The radical wisdom of Shabbat is grounded in the truth that a little distance can help us shift our thinking and slow down our impulses. By spending a day in contemplation and study, or pleasure and playfulness, we actually deepen our ability to skillfully navigate the rapids of the rest of the week. And Lord knows we’ve got rapids ahead my friends—and we are gonna need impeccable skills to get through this run with any grace. Fortunately, we’ve got the Torah to serve as our mystical map to the spiritual landscape, and it’s got some good stuff for us to ponder at this juncture.
The week’s portion, Re’eh (Deuteronomy 11:26-16:15) begins:
“See! I am setting before you blessing and curse.”
There it is. We aren’t born into a completely safe world, neither are we born into a totally treacherous state. Rather, in our lives we will be faced with abundance and paucity, ease and struggle, blessings and curses, and everyday we have to dial up our own sensitivity, awareness and discernment to figure out which path is the right one to take at any given moment. The reading goes on to say that:
“When you all come to the land that the Unfolding Great Mystery brings you to, you will apprehend there that you should put blessing towards the
mountain-of-being-cut-off (har gezirim) and curse towards the mountain-of-bloatedness (har eival).”
The Torah recognizes that blessing—abundance, fullness, wealth, privilege, good fortune, luck, favor—needs to be directed towards the alienated, the broken, the isolated and fractured places in our world; and curse—diminution, lessening, haste, weakening, contempt—is to be directed to areas of that are overblown, bulky, swollen, gross.
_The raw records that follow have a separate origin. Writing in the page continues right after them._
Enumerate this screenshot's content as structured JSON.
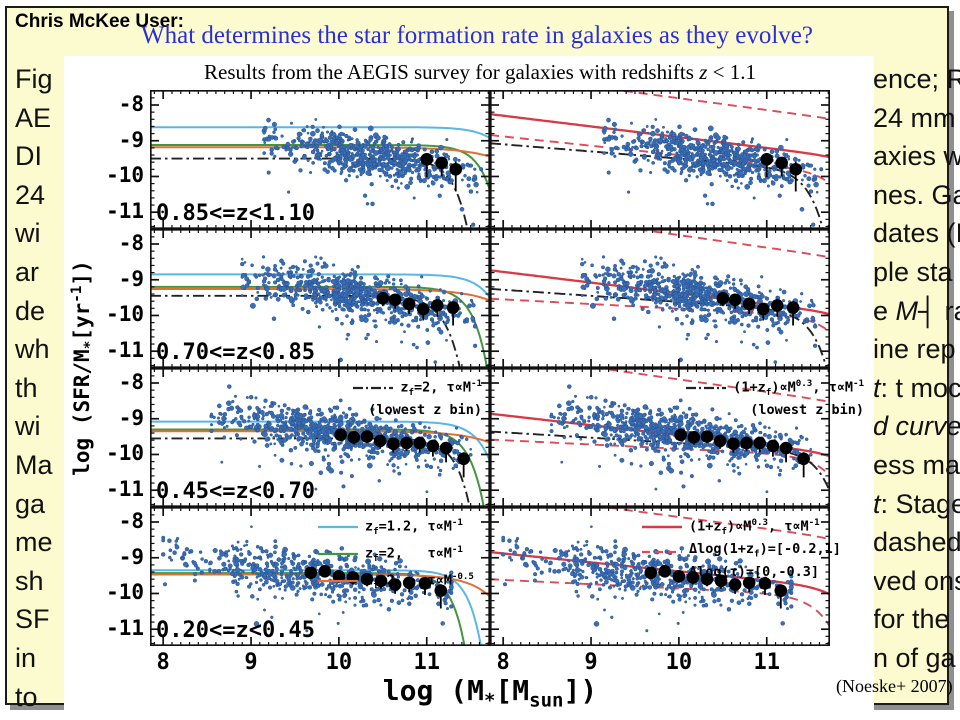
{
  "header": {
    "user_label": "Chris McKee User:",
    "question": "What determines the star formation rate in galaxies as they evolve?"
  },
  "caption_fragments": {
    "left": [
      "Fig",
      "AE",
      "DI",
      "24",
      "wi",
      "ar",
      "de",
      "wh",
      "th",
      "wi",
      "Ma",
      "ga",
      "me",
      "sh",
      "SF",
      "in",
      "to"
    ],
    "right": [
      "ence; R",
      "24 mm",
      "axies w",
      "nes. Ga",
      "dates (I",
      "ple sta",
      "e *M*┤ ra",
      "ine rep",
      "*t*: t moc",
      "*d curve*",
      "ess ma",
      "*t*: Stage",
      "dashed",
      "ved ons",
      "for the",
      "n of ga",
      ""
    ]
  },
  "chart_data": {
    "type": "scatter",
    "title": "Results from the AEGIS survey for galaxies with redshifts *z* < 1.1",
    "xlabel": "log (M_{*}[M_{sun}])",
    "ylabel": "log (SFR/M_{*}[yr^{-1}])",
    "citation": "(Noeske+ 2007)",
    "x_ticks": [
      8,
      9,
      10,
      11
    ],
    "y_ticks": [
      -8,
      -9,
      -10,
      -11
    ],
    "x_range": [
      7.85,
      11.72
    ],
    "y_range": [
      -11.47,
      -7.58
    ],
    "grid": false,
    "colors": {
      "scatter": "#3B6FB5",
      "scatter_edge": "#24508F",
      "cyan": "#59B7E8",
      "green": "#43953E",
      "orange": "#E07038",
      "red": "#D93845",
      "red_dashed": "#DE4B58",
      "dashdot": "#222222",
      "median": "#000000"
    },
    "rows": [
      {
        "bin_label": "0.85<=z<1.10",
        "cloud": {
          "n": 650,
          "x_min": 9.15,
          "x_max": 11.62,
          "x_peak": 10.35,
          "x_sd": 0.52,
          "y_at_10": -9.28,
          "slope": -0.42,
          "y_sd": 0.29,
          "seed": 101
        },
        "medians": [
          [
            11.0,
            -9.52,
            0.5
          ],
          [
            11.17,
            -9.62,
            0.38
          ],
          [
            11.33,
            -9.8,
            0.62
          ]
        ],
        "left_curves": [
          {
            "color": "cyan",
            "style": "solid",
            "plateau": -8.62,
            "xc": 11.95,
            "s": 2.2
          },
          {
            "color": "green",
            "style": "solid",
            "plateau": -9.12,
            "xc": 11.68,
            "s": 2.6
          },
          {
            "color": "orange",
            "style": "solid",
            "plateau": -9.18,
            "xc": 12.2,
            "s": 1.2
          },
          {
            "color": "dashdot",
            "style": "dashdot",
            "plateau": -9.5,
            "xc": 11.35,
            "s": 2.6
          }
        ],
        "right_curves": [
          {
            "color": "red",
            "style": "solid",
            "a": -8.3,
            "b": -0.3,
            "xc": 12.4,
            "s": 2.0
          },
          {
            "color": "red_dashed",
            "style": "dashed",
            "a": -7.15,
            "b": -0.33,
            "xc": 12.7,
            "s": 2.0
          },
          {
            "color": "red_dashed",
            "style": "dashed",
            "a": -8.88,
            "b": -0.26,
            "xc": 11.95,
            "s": 2.0
          },
          {
            "color": "dashdot",
            "style": "dashdot",
            "a": -9.1,
            "b": -0.2,
            "xc": 11.55,
            "s": 2.4
          }
        ]
      },
      {
        "bin_label": "0.70<=z<0.85",
        "cloud": {
          "n": 700,
          "x_min": 8.9,
          "x_max": 11.55,
          "x_peak": 10.2,
          "x_sd": 0.56,
          "y_at_10": -9.36,
          "slope": -0.4,
          "y_sd": 0.3,
          "seed": 202
        },
        "medians": [
          [
            10.5,
            -9.52,
            0.22
          ],
          [
            10.64,
            -9.56,
            0.25
          ],
          [
            10.8,
            -9.68,
            0.28
          ],
          [
            10.96,
            -9.82,
            0.32
          ],
          [
            11.12,
            -9.72,
            0.32
          ],
          [
            11.3,
            -9.78,
            0.5
          ]
        ],
        "left_curves": [
          {
            "color": "cyan",
            "style": "solid",
            "plateau": -8.85,
            "xc": 11.8,
            "s": 2.3
          },
          {
            "color": "green",
            "style": "solid",
            "plateau": -9.2,
            "xc": 11.55,
            "s": 2.6
          },
          {
            "color": "orange",
            "style": "solid",
            "plateau": -9.26,
            "xc": 12.1,
            "s": 1.3
          },
          {
            "color": "dashdot",
            "style": "dashdot",
            "plateau": -9.45,
            "xc": 11.25,
            "s": 2.4
          }
        ],
        "right_curves": [
          {
            "color": "red",
            "style": "solid",
            "a": -8.78,
            "b": -0.3,
            "xc": 12.3,
            "s": 2.0
          },
          {
            "color": "red_dashed",
            "style": "dashed",
            "a": -7.05,
            "b": -0.35,
            "xc": 12.55,
            "s": 2.0
          },
          {
            "color": "red_dashed",
            "style": "dashed",
            "a": -9.55,
            "b": -0.13,
            "xc": 11.9,
            "s": 2.0
          },
          {
            "color": "dashdot",
            "style": "dashdot",
            "a": -9.28,
            "b": -0.17,
            "xc": 11.6,
            "s": 2.4
          }
        ]
      },
      {
        "bin_label": "0.45<=z<0.70",
        "cloud": {
          "n": 750,
          "x_min": 8.55,
          "x_max": 11.5,
          "x_peak": 10.05,
          "x_sd": 0.62,
          "y_at_10": -9.42,
          "slope": -0.38,
          "y_sd": 0.31,
          "seed": 303
        },
        "medians": [
          [
            10.02,
            -9.45,
            0.16
          ],
          [
            10.17,
            -9.52,
            0.2
          ],
          [
            10.32,
            -9.5,
            0.18
          ],
          [
            10.47,
            -9.62,
            0.22
          ],
          [
            10.62,
            -9.7,
            0.25
          ],
          [
            10.77,
            -9.68,
            0.22
          ],
          [
            10.92,
            -9.68,
            0.26
          ],
          [
            11.07,
            -9.76,
            0.3
          ],
          [
            11.22,
            -9.82,
            0.4
          ],
          [
            11.42,
            -10.12,
            0.52
          ]
        ],
        "left_curves": [
          {
            "color": "cyan",
            "style": "solid",
            "plateau": -9.08,
            "xc": 11.7,
            "s": 2.4
          },
          {
            "color": "green",
            "style": "solid",
            "plateau": -9.3,
            "xc": 11.52,
            "s": 2.6
          },
          {
            "color": "orange",
            "style": "solid",
            "plateau": -9.35,
            "xc": 12.1,
            "s": 1.3
          },
          {
            "color": "dashdot",
            "style": "dashdot",
            "plateau": -9.55,
            "xc": 11.38,
            "s": 2.6
          }
        ],
        "right_curves": [
          {
            "color": "red",
            "style": "solid",
            "a": -8.9,
            "b": -0.28,
            "xc": 12.2,
            "s": 2.0
          },
          {
            "color": "red_dashed",
            "style": "dashed",
            "a": -7.2,
            "b": -0.35,
            "xc": 12.5,
            "s": 2.0
          },
          {
            "color": "red_dashed",
            "style": "dashed",
            "a": -9.6,
            "b": -0.12,
            "xc": 11.85,
            "s": 2.0
          },
          {
            "color": "dashdot",
            "style": "dashdot",
            "a": -9.38,
            "b": -0.15,
            "xc": 11.7,
            "s": 2.4
          }
        ]
      },
      {
        "bin_label": "0.20<=z<0.45",
        "cloud": {
          "n": 560,
          "x_min": 8.0,
          "x_max": 11.28,
          "x_peak": 9.65,
          "x_sd": 0.75,
          "y_at_10": -9.55,
          "slope": -0.3,
          "y_sd": 0.33,
          "seed": 404
        },
        "medians": [
          [
            9.68,
            -9.42,
            0.16
          ],
          [
            9.84,
            -9.38,
            0.16
          ],
          [
            10.0,
            -9.52,
            0.18
          ],
          [
            10.16,
            -9.55,
            0.2
          ],
          [
            10.32,
            -9.6,
            0.2
          ],
          [
            10.48,
            -9.65,
            0.22
          ],
          [
            10.64,
            -9.75,
            0.26
          ],
          [
            10.8,
            -9.7,
            0.26
          ],
          [
            10.98,
            -9.72,
            0.32
          ],
          [
            11.16,
            -9.92,
            0.5
          ]
        ],
        "left_curves": [
          {
            "color": "cyan",
            "style": "solid",
            "plateau": -9.35,
            "xc": 11.5,
            "s": 2.8
          },
          {
            "color": "green",
            "style": "solid",
            "plateau": -9.43,
            "xc": 11.32,
            "s": 2.8
          },
          {
            "color": "orange",
            "style": "solid",
            "plateau": -9.47,
            "xc": 11.85,
            "s": 1.6
          }
        ],
        "right_curves": [
          {
            "color": "red",
            "style": "solid",
            "a": -8.88,
            "b": -0.25,
            "xc": 12.05,
            "s": 2.0
          },
          {
            "color": "red_dashed",
            "style": "dashed",
            "a": -7.2,
            "b": -0.33,
            "xc": 12.35,
            "s": 2.0
          },
          {
            "color": "red_dashed",
            "style": "dashed",
            "a": -9.62,
            "b": -0.12,
            "xc": 11.75,
            "s": 2.0
          }
        ]
      }
    ],
    "legends": {
      "row3_left": {
        "lines": [
          {
            "sample": "dashdot",
            "text": "z_{f}=2, τ∝M^{-1}"
          },
          {
            "sample": null,
            "text": "(lowest z bin)"
          }
        ]
      },
      "row3_right": {
        "lines": [
          {
            "sample": "dashdot",
            "text": "(1+z_{f})∝M^{0.3}, τ∝M^{-1}"
          },
          {
            "sample": null,
            "text": "(lowest z bin)"
          }
        ]
      },
      "row4_left": {
        "lines": [
          {
            "sample": "cyan",
            "text": "z_{f}=1.2, τ∝M^{-1}"
          },
          {
            "sample": "green",
            "text": "z_{f}=2,   τ∝M^{-1}"
          },
          {
            "sample": "orange",
            "text": "z_{f}=2,   τ∝M^{-0.5}"
          }
        ]
      },
      "row4_right": {
        "lines": [
          {
            "sample": "red-solid",
            "text": "(1+z_{f})∝M^{0.3}, τ∝M^{-1}"
          },
          {
            "sample": "red-dashed",
            "text": "Δlog(1+z_{f})=[-0.2,1]"
          },
          {
            "sample": null,
            "text": "Δlog(τ)=[0,-0.3]"
          }
        ]
      }
    }
  }
}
Shabbat gives us time to study our own lives and circumstances. Where do we need blessings and where do we give them? Where do we encounter curses and how do we respond to them? To what broken places do we need to bring healing? And what excesses can we resist? Where can we access and share love and abundance, and where can we pop a hole in the overstuffed? Where do we choose blessing, and where do we choose curse?
May we accept the gift of this Shabbat and keep it sacred; let us find new ways of being in balance, new tools for meeting the blessings and curses that come our way, and restoring our faith that every choice we make matters.